2 Tools For Shortcutting PPC Training

Jun 04th 2015

2 Tools For Shortcutting PPC Training

How to train a new Pay-Per-Click professional without any ‘knowledge leaks.’

There is no shortage of training resources for PPC/SEM novices. Getting started with the AdWords certification training materials, the Official AdWords blog, Wordstream’s PPC University, PPC Hero’s Whitepapers & Ultimate Guides, PPCChat.co and reddit.com/r/ppc is a good choice. Diving deeper into Brad Geddes Advanced AdWords book will take a trainee deeper down the strategy rabbit-hole.

As agency PPC marketers, we all have our go-to resources for training newbies. But sometimes, sending a new hire down the PPC 101 rabbit-hole just isn’t enough to get them off the ground – the feedback loop isn’t strong enough, or there’s “tribal information” missing from the training program.

How can we shortcut the need for repetition and repeated impressions?

 

Learning Log

There’s usually a strong correlation between great note-takers and engaged employees. I’m not sure there’s any real causation between the two, but I’ve found some of the best take notes not only about facts and details, but about their own observations and reflections. Learning logs provide a formalized structure for notetaking and a great tool to judge the growth and progression of the learner. 

 

Facts, Observations, Reflection

Ask that new hires keep a log of notes, observations and reflection as they are trained. It doesn’t matter whether those notes are kept digitally or kept on a real, physical notepad. It’s most important that the employee has notes that both they and their trainer can refer to.

Trainer Reviews Notes

The trainer(s) should read over these notes regularly to analyze what the PPC newbie has learned from exercises, the important lessons they’ve missed, and where to fill in gaps. This is a simple way of closing the feedback loop that doesn’t require normal interrogation and “quiz” tactics.

Learning Log Tactics

There are trainees who will prefer using tactics like lists, notes, conceptual maps, and drawings. Not everyone will feel comfortable keeping a Learning Log, so allow the employee to use whatever method(s) they prefer, without judgment.

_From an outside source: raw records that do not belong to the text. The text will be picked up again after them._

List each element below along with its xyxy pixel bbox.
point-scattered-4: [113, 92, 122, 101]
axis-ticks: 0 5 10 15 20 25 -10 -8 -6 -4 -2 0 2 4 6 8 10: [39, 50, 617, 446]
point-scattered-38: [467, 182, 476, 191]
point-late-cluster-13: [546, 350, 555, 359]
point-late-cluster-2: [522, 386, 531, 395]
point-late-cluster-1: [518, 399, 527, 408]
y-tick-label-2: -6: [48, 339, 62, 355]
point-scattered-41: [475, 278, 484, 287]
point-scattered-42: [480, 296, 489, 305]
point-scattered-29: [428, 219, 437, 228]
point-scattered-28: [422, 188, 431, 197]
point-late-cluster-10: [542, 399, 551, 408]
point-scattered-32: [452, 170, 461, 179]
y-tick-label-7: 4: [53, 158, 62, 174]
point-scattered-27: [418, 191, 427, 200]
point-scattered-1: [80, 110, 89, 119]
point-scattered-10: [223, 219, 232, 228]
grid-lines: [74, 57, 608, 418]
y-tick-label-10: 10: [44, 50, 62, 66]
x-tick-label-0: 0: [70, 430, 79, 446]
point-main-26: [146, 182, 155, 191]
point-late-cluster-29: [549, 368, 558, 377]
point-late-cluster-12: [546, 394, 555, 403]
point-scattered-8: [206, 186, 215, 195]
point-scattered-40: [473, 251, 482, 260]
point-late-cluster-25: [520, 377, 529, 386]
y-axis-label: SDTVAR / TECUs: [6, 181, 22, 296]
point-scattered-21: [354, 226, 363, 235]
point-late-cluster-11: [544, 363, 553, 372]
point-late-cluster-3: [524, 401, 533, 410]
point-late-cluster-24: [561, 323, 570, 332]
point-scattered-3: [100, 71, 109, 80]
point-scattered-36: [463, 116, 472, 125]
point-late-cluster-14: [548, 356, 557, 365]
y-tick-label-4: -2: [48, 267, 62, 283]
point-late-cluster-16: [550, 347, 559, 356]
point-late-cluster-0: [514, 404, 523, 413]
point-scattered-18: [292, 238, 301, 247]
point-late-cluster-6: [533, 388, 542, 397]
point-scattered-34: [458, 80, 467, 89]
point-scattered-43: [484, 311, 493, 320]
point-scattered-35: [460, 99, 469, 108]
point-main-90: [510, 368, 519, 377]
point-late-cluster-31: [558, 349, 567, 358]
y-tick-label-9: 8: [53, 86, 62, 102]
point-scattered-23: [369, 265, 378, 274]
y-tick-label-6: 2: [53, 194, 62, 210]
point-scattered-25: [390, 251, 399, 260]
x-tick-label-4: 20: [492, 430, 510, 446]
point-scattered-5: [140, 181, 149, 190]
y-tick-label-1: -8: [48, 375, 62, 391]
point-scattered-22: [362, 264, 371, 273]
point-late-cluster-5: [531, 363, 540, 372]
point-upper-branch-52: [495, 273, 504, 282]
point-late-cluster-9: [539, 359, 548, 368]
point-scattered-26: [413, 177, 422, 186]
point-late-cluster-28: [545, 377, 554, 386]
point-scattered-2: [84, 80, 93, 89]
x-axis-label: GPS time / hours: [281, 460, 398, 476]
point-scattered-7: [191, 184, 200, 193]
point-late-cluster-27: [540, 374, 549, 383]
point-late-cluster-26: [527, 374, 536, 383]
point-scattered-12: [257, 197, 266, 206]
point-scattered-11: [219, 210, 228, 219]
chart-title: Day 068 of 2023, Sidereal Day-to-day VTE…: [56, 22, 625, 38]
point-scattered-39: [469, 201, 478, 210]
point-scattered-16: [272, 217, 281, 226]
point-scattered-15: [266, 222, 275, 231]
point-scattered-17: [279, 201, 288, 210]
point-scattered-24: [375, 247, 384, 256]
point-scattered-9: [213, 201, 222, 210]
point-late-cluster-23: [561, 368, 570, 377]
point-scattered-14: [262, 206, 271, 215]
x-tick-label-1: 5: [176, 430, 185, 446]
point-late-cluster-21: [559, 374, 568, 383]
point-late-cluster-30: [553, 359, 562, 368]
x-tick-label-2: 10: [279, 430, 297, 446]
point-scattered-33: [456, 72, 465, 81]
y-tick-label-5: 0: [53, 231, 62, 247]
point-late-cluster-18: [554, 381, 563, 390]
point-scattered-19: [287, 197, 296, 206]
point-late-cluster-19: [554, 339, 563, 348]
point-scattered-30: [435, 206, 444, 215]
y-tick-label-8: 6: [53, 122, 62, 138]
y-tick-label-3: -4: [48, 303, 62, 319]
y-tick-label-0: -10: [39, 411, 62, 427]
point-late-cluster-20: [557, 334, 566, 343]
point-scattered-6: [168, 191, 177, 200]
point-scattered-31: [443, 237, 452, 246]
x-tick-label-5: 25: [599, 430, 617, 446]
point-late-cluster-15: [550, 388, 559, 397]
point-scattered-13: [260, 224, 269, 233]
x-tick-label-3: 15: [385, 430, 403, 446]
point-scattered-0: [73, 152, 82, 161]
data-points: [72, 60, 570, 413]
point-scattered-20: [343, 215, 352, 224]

This tool needs to be an organizational priority, reviewed on a set schedule, and catered to the learning methods of the trainee. For new hires you bring into your agency circus, be sure to brief them on these concepts and explain the purpose behind using them.

 

PPC Stories

What’s your agency’s mechanism for passing down stories? Stories are compelling because they’re devices that resonate with people. Stories stick. Stories are a great method for knowledge transfer, especially for passing on wisdom from more experienced people.

Tell more than just success stories and case studies – pass down your agency’s most compelling client failures. Failure often provides the most valuable insights and wisdom.

Storytelling Example

In one memorable training session at Iterate, a senior team member explained to a recent hire “keyword-level bids always supersede ad group level bids. The more specific bid always applies.

I jumped in to explain a story of a particularly hands-on client who we found was making regular ad-group level bids. Our Strategist didn’t like the client’s micro-management, was clear in communicating this with the client, and the client continued to make changes. Our running joke was that the Strategist would allow the client to make changes without mention, as long as they were ad-group level bid changes. The story is funny (if you’re a PPC’er), and it packs several core principles of our client-agency relationship in a format more accessible than the following bullet-points:

• Try to keep clients from making changes in their account, if possible

• Ultimately, driving a hard line doesn’t always make for the best client-agency relationships – be forgiving.

• If the client wants to help and isn’t doing anything to negatively influence our work, let it happen.

• More specific bids always supersede less specific bids

A Trip Down Memory Lane

Remember that time you built out dozens of new campaigns, set placeholders for bids and forgot to change them before you launched your campaigns? Remember when you launched new campaigns going into a weekend and the client fired you on Monday? Remember when you thought you had targeted the Los Angeles metro area, a small area within the U.S., but you actually targeted the Los Angeles metro area AND the United States, blowing through your budget in a matter of minutes?

Stories make PPC lessons and cultural/tribal knowledge stick. Does your agency use Slack, Gchat, Jira, or another project management/chat channel as a communication tool? Build a chat channel specifically for powerful client stories and optimization lessons.

 

Conclusion

Ultimately, PPC trainees become as good as they want to be. You can’t train interest and effort, you can only give a new employee the right tools and tactics for leveraging those two things. Think about how your agency can leverage learning logs for reflection and sticky stories to spread PPC lessons.